Most Leaders Don’t Understand How Violence Works

The key to decreasing societal violence is not about decreasing violence. It’s about establishing peace.

There have been considerable efforts this past decade to understand what made societies relapse into a civil war or not.

The findings outlined that violence is inversely correlated to the concept of human security. Human security describes the extent to which humans’ needs (such as food and shelter) are met and life opportunities (education, job) are available in a given society.

Lack of human security has been shown to be an important catalyst for violence.

In prosperous societies, violence is most of the time linked to a lack of financial or social opportunities.

Since violence has roots, it should not be repressed, but prevented. 

However, the current system in place deals with violence in a repressive manner. Those that create violence are locked in in one of the most violent places in society: prisons.
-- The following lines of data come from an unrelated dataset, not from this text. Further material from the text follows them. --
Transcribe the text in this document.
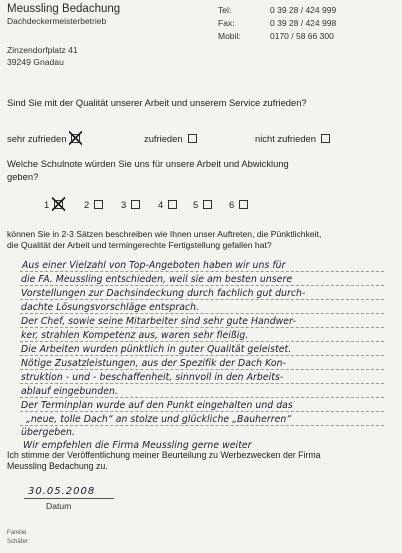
Meussling Bedachung
Dachdeckermeisterbetrieb
Tel:	0 39 28 / 424 999
Fax:	0 39 28 / 424 998
Mobil:	0170 / 58 66 300
Zinzendorfplatz 41
39249 Gnadau
Sind Sie mit der Qualität unserer Arbeit und unserem Service zufrieden?
sehr zufrieden	zufrieden	nicht zufrieden
Welche Schulnote würden Sie uns für unsere Arbeit und Abwicklung
geben?
1	2	3	4	5	6
können Sie in 2-3 Sätzen beschreiben wie Ihnen unser Auftreten, die Pünktlichkeit,
die Qualität der Arbeit und termingerechte Fertigstellung gefallen hat?
Aus einer Vielzahl von Top-Angeboten haben wir uns für
die FA. Meussling entschieden, weil sie am besten unsere
Vorstellungen zur Dachsindeckung durch fachlich gut durch-
dachte Lösungsvorschläge entsprach.
Der Chef, sowie seine Mitarbeiter sind sehr gute Handwer-
ker, strahlen Kompetenz aus, waren sehr fleißig.
Die Arbeiten wurden pünktlich in guter Qualität geleistet.
Nötige Zusatzleistungen, aus der Spezifik der Dach Kon-
struktion - und - beschaffenheit, sinnvoll in den Arbeits-
ablauf eingebunden.
Der Terminplan wurde auf den Punkt eingehalten und das
„neue, tolle Dach“ an stolze und glückliche „Bauherren“
übergeben.
Wir empfehlen die Firma Meussling gerne weiter
Ich stimme der Veröffentlichung meiner Beurteilung zu Werbezwecken der Firma
Meussling Bedachung zu.
30.05.2008
Datum
Familie
Schäfer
Far from improving criminals’ fate, prison increases the chance of recidivism due to discrimination, stigmatization, lack of aftercare services or reintegration support programs, familial, structural, substance abuse, peer influence, etc.

Prison, and the judiciary system in general, deal with the consequences of violence as it should but does not prevent it.
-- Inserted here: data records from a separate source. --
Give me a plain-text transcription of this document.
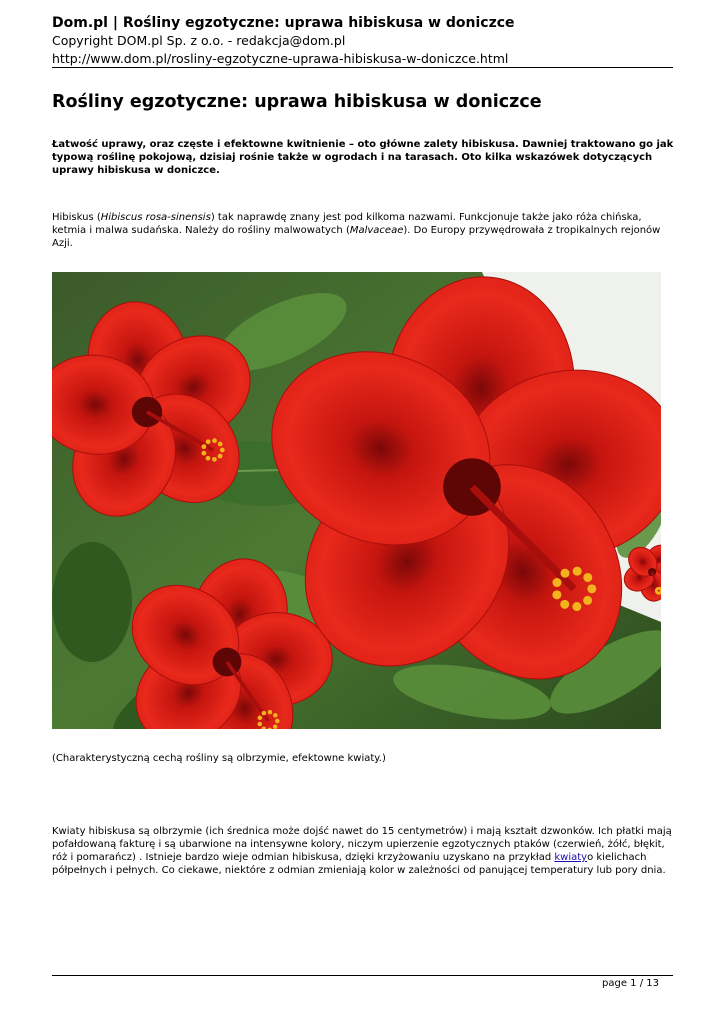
Dom.pl | Rośliny egzotyczne: uprawa hibiskusa w doniczce
Copyright DOM.pl Sp. z o.o. - redakcja@dom.pl
http://www.dom.pl/rosliny-egzotyczne-uprawa-hibiskusa-w-doniczce.html
Rośliny egzotyczne: uprawa hibiskusa w doniczce

Łatwość uprawy, oraz częste i efektowne kwitnienie – oto główne zalety hibiskusa. Dawniej traktowano go jak typową roślinę pokojową, dzisiaj rośnie także w ogrodach i na tarasach. Oto kilka wskazówek dotyczących uprawy hibiskusa w doniczce.

Hibiskus (Hibiscus rosa-sinensis) tak naprawdę znany jest pod kilkoma nazwami. Funkcjonuje także jako róża chińska, ketmia i malwa sudańska. Należy do rośliny malwowatych (Malvaceae). Do Europy przywędrowała z tropikalnych rejonów Azji.

(Charakterystyczną cechą rośliny są olbrzymie, efektowne kwiaty.)

Kwiaty hibiskusa są olbrzymie (ich średnica może dojść nawet do 15 centymetrów) i mają kształt dzwonków. Ich płatki mają pofałdowaną fakturę i są ubarwione na intensywne kolory, niczym upierzenie egzotycznych ptaków (czerwień, żółć, błękit, róż i pomarańcz) . Istnieje bardzo wieje odmian hibiskusa, dzięki krzyżowaniu uzyskano na przykład kwiatyo kielichach półpełnych i pełnych. Co ciekawe, niektóre z odmian zmieniają kolor w zależności od panującej temperatury lub pory dnia.

page 1 / 13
Working on societal violence is a long and tedious process, that includes various institutions such as schools, the unemployment office, law enforcement forces, and social services.

While this is outside the scope of this article, it should also be taken into consideration that violence is a masculine issue. Policies dealing with violence should, as a result, predominantly focus on men.

To summarize, it is by investing in social sectors and guaranteeing human security that governments will manage to decrease societal violence in the long run.

The Bottom Line

Current political solutions to societal problems don’t work because they don’t address the root of the problems. They address their consequences.

As such, bad policy is not a consequence of incompetence or stupidity, often outlined in mainstream media.

Bad policy is first and foremost a consequence of not asking the right questions. Policies, as a result, do not deal with societal problems efficiently.

Sustainable solutions to societal problems require that the political class operate a shift in their issue tackling. It is only when solutions will focus on the roots of the issues and not on their consequences, that society will manage to efficiently and sustainably tackle the obstacles laid on the path of its development.